Carmen Alborch
Conferencia realizada en La Fundación Grupo Correo y transcrita en El Correo Digital.
Quisiera empezar contándoles cómo ha sido concebido este libro, este "hijo" que hoy les presento. No es que me considere una escritora, porque yo soy profesora de universidad -de Derecho Mercantil, en concreto- y política, pero lo cierto es que si escribo de vez en cuando algún libro se debe a que me sirve de estímulo intelectual y, sobre todo, para tener otro contacto con la gente. Creo que la política es un noble oficio, mas los políticos no siempre estamos muy bien vistos y en ocasiones hay una cierta distancia entre nosotros y el público; por eso el escribir libros me sirve para tener un contacto diferente con éste, para tener con él, con ustedes, una proximidad no sólo intelectual, sino también afectiva. Una proximidad que por supuesto también incluye la crítica, necesaria para fomentar ese estímulo. Entonces, aunque no me considero escritora, este ejercicio esporádico me influye positivamente. Además, siempre he procurado escribir sobre aquellas cosas que no sólo me han interesado personalmente, sino que también han interesado e interesan, en mi opinión, a muchas personas y en especial a muchas mujeres. Ya me han preguntado, no crean, por qué no escribo sobre temas relacionados con los hombres, y yo siempre respondo que me muevo con una mayor facilidad por el denominado "universo femenino" porque, lógicamente, me siento más implicada en él, lo que, por otra parte, en absoluto quiere decir que devalúe el masculino.
Muchas veces hemos dicho que el responsable de todo es el sistema y que solemos luchar contra los hombres aunque los amemos -es una de las historias en las que nos sentimos involucradas muy directamente-; pues bien, si hay un motivo por el que escribí este libro es que en muchas reuniones de mujeres a las que asistí, fundamentalmente conferencias, charlas, talleres o mesas redondas, a raíz de la publicación de mi libro Solas, siempre llegaba un momento en el que ellas mismas me decían: «usted se muestra muy crítica con los hombres, con el sistema, parece que la responsabilidad es solamente suya, pero ¿y las mujeres qué?». ¿Por qué? Porque las mujeres somos las peores enemigas de las mujeres. De hecho, algunas me han llegado a contar que en su trabajo no se sienten apoyadas por sus compañeras, lo que muestra la carencia de lealtad en nuestros comportamientos, que seguimos compitiendo. Claro que, por otra parte, también somos muchas las mujeres que en nuestra vida cotidiana y en nuestros ideales estamos profundamente a gusto siendo acompañadas por otras mujeres, cosa que me encanta comprobar cuando asisto a dichas reuniones y observo el grado de complicidad tan fantástico que existe entre nosotras, como si fuéramos amigas de toda la vida que comparten infinidad de cosas.

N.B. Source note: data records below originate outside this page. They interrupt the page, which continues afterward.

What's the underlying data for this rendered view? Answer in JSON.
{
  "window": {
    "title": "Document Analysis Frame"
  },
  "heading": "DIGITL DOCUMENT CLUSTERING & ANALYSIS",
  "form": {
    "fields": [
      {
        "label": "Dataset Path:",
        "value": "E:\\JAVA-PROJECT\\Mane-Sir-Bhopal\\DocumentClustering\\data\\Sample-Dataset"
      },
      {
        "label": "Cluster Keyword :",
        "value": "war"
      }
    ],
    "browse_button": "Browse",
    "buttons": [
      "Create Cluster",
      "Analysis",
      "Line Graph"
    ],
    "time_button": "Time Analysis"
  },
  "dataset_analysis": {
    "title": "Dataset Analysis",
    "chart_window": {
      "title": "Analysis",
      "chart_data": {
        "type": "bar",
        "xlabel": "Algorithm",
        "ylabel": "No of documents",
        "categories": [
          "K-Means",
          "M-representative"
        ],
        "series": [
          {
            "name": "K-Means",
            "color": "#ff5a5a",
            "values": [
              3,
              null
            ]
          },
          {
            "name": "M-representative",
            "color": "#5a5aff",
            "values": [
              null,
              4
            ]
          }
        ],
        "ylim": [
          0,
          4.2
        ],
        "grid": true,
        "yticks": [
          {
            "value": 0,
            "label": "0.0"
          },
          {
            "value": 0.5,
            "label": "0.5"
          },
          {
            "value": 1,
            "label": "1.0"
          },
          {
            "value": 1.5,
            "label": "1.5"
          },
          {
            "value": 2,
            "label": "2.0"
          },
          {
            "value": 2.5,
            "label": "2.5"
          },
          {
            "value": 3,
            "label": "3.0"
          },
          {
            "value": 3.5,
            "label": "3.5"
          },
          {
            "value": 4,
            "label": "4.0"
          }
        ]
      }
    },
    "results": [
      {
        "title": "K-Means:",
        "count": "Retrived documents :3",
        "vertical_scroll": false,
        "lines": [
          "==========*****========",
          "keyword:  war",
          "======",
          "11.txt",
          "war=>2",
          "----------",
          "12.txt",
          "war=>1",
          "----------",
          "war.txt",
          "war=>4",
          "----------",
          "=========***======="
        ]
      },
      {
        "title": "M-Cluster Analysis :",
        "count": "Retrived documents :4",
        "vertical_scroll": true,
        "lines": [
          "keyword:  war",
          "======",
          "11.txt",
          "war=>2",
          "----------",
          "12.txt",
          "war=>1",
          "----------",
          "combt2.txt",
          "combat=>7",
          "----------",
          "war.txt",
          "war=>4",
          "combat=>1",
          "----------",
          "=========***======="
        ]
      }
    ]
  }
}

Y esto último también lo quería reflejar por escrito.
Así que me pareció interesante, con todos los riesgos que el asunto conlleva -de los que les hablaré a continuación-, hacer una especie de viaje a través de las razones que nos han convertido en rivales y proponer al tiempo la sustitución de esta rivalidad por complicidad teniendo siempre en cuenta, eso sí, que las mujeres somos seres complejos y que nuestras relaciones son, por tanto, complejas, es decir, que no podemos reducirlas ni a la enemistad ni a la amistad por naturaleza, ya que esta última supone, además de un afecto, un trabajo y por encima de ella quedan ciertos guiños que nos pueden ayudar positivamente a mejorar nuestro estar en el mundo. De esta manera, llegamos a una conclusión que he querido tener presente en este asunto: que necesitamos la existencia de una cierta solidaridad entre nosotras, puesto que nos conviene -y utilizo expresamente el verbo convenir- el ser más cómplices que rivales en este mundo tan complicado en el que vivimos. No en vano, la solidaridad que se entreteje entre nosotras llega a niveles incluso universales cuando hay una mujer que va a ser apedreada porque ha sido acusada de adulterio, por ejemplo, y el resto nos revelamos eficazmente contra semejante atrocidad, o cuando muchas de nosotras somos maltratadas. También participan hombres en el acto de repulsa, pero lo cierto es que las mujeres jugamos un papel importantísimo a la hora de tomar la iniciativa para solucionar estos y otros muchos problemas. Quizá porque nos sentimos más implicadas, por supuesto, aunque eso no quiere decir que sean únicamente nuestros problemas, por mucho que se empeñen en hacérnoslo ver así; en realidad, esos "problemas de mujeres" lo son de la sociedad en general, a pesar, como digo, de que nosotras nos sintamos más involucradas y mostremos mayor solidaridad. Todo esto explica, entonces, que más o menos al final de Malas trate de cómo nos apoyamos las unas a las otras, de cómo la amistad es, en definitiva, una cuestión de afecto y de cómo vamos elaborando los contactos, las presencias. Porque hay una serie de conceptos éticos que nos definen y expresan nuestra particular manera de considerarnos ciudadanas del mundo y, por tanto, personas responsables.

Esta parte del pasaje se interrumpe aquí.